At 42, Brown is not interested in proving anything about his past.
“I’m not going to compare what we do and baseball. We work 12-hour days. Today, I started at one base, now I’m at a second one and our destination is a third base. It’s about 130 degrees outside, and I work every day,” he said. “Every day.”
Brown’s main base is near Nasariyah, and only occasionally does he think about his odd situation. Crossing the Kuwait border, he recently remarked to a friend, “What are we doing over here?”
Yet Brown does not want anyone feeling sorry for him. He finished his big-league career with a .269 average, 38 home runs and 184 RBIs, then went to work in construction.

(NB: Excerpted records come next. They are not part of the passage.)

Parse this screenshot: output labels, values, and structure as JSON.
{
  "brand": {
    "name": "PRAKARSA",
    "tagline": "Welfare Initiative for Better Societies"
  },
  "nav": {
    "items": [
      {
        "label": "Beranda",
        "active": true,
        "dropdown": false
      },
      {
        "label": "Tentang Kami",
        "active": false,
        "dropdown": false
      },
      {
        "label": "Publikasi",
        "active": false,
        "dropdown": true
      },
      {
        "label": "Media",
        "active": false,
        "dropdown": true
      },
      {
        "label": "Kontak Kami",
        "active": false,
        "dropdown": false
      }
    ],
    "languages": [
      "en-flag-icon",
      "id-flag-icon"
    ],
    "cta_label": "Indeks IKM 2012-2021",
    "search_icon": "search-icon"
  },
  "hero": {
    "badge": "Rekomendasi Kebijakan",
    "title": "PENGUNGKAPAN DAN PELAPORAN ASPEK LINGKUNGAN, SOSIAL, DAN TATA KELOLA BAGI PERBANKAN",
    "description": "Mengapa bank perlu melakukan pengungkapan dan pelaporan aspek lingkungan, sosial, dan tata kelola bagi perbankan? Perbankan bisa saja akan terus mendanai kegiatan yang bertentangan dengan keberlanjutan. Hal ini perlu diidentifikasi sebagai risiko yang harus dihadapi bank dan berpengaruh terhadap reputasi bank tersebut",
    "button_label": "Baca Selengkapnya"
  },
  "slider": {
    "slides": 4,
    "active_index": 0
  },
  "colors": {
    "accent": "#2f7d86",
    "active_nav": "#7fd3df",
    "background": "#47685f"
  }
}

He was operating a crane close to his home near Houston when that position dried up. So he took a high-paying job at Halliburton — Brown did not disclose his salary — for a year and is set to return home Sept. 26.
Brown was back in the United States this month for a brief vacation to visit his wife, two sons and daughter. He also got together with his friend, three-time All-Star outfielder Eric Davis, at the wedding of former big leaguer Paul Blair’s son in California.
Brown talks to his wife daily, and keeps in contact with his family by e-mail. By computer, he also still follows the majors. He knew Clemens was pitching this weekend for the Astros and that Philadelphia’s Eric Milton was leading the N.L. in wins.
Someday, Brown would like to get back into baseball, perhaps as a coach, scout or in the front office. He said he’s sent letters in the past, and that Oakland general manager Billy Beane contacted him.
“But I’d already taken the job,” Brown said. “When I get back, I want to get in touch with him. If I had something in baseball guaranteed, I wouldn’t come back over here.”
He’ll always have a spot waiting for him in Iraq.
“I don’t go up to people and talk about my baseball past. That’s not me,” he said. “But word has gotten around a bit, and some of my co-workers know I was in the All-Star game. In fact, the head of security just asked me to play on the softball team.”